2018-10-31T11:33:40+00:00

Peter

Guest


Yeah, back in the ice ages when words like standards, ethics, morality, honesty had some meaning. Clearly completelyunsuitable atmosphere for today's cricket administrators and the Australian Trst team. Anybody who wants a cricket ball sandpapered or a batsman's wife and kids slandered, sounds like Brendan's yer bovver boy of choice.

2018-10-31T11:29:01+00:00

Peter

Guest


So are you saying the Hughes family should just have a tablespoon of cement each and just toughen up? Good Ol' Boy Davy done nuttin' wrong?

2018-10-31T10:34:57+00:00

Ozibatla

Guest


Yeh typical in todays world to handball the blame onto someone else.

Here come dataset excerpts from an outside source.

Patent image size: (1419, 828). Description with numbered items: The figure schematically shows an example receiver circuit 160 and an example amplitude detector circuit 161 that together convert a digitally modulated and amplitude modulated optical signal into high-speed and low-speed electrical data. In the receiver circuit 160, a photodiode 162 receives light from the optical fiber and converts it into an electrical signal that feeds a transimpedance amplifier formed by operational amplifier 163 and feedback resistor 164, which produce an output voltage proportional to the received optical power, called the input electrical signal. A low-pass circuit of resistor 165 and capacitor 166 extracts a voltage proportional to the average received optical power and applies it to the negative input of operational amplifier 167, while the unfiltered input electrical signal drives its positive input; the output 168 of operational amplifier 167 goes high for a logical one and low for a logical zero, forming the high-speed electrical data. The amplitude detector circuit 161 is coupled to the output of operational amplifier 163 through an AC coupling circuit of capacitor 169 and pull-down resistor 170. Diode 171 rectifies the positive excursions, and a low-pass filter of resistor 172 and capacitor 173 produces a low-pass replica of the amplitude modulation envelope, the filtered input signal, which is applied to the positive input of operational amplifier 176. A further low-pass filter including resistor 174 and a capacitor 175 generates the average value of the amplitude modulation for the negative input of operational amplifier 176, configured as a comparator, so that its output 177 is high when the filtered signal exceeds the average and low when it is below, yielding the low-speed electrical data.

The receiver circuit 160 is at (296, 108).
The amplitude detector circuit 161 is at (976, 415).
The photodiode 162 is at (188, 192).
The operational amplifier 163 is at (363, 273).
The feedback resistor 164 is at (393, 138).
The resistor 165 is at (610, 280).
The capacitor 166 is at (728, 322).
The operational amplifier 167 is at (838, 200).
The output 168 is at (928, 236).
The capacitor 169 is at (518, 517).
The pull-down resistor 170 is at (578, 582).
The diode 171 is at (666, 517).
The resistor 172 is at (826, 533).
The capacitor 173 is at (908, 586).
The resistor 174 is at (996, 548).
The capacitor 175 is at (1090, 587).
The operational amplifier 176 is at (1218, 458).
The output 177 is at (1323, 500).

No accountability at all. As for all the tears... well, Im sorry, time to bloody man up and own it!

2018-10-31T10:33:35+00:00

Brendon

Roar Rookie


Except the report is a load of rubbish written by a bunch of amateurs from the 19th century.

2018-10-31T10:31:15+00:00

Brendon

Roar Rookie


The bans were idiotic and stupid. Faf can get busted TWICE for ball tampering and not face any consequences and we ban our own players? Name one other country that has banned their own players over ball tampering other than us? NONE. The bans were just to appease the self-righteous, holier-than-thou, hypocrites that call themselves cricket "fans".

2018-10-31T09:53:14+00:00

FickleElf

Guest


Good on you Don! I agree with you about the tall poppy syndrome of the Aus cricketing public. I find it surprising that you apparently hold your cricketers to higher standards than your clergy. The sheer over-reaction to a piece of ball tampering gone too far leaves me stunned - it was hardly the first time any team has done it and it was also hardly the first time the Aussie team had indulged in unethical behaviour (hello... underarm? aluminium bat?) As an Indian fan, I am also amused at the blatant hypocrisy of many of the Oz cricket fans. For as long as Oz were winning, these fans defended "hard but fair" and were almost proud of the sledging and "mental disintegration" your team partook. Now that it has imploded in your faces, you have the gall to get on your high horse and judge the proponents and find them short? It really leaves me in splits. If you agreed with the tactics of the team, basic fairness demands that you stand by the team in this time of adversity and offer support to the players. If you did not agree with the tactics, why did nobody speak up before the problem became too big to ignore?

2018-10-31T08:48:45+00:00

John Erichsen

Roar Guru


"It's about his only real raw point." Not sure the South African stairwell incident supports that.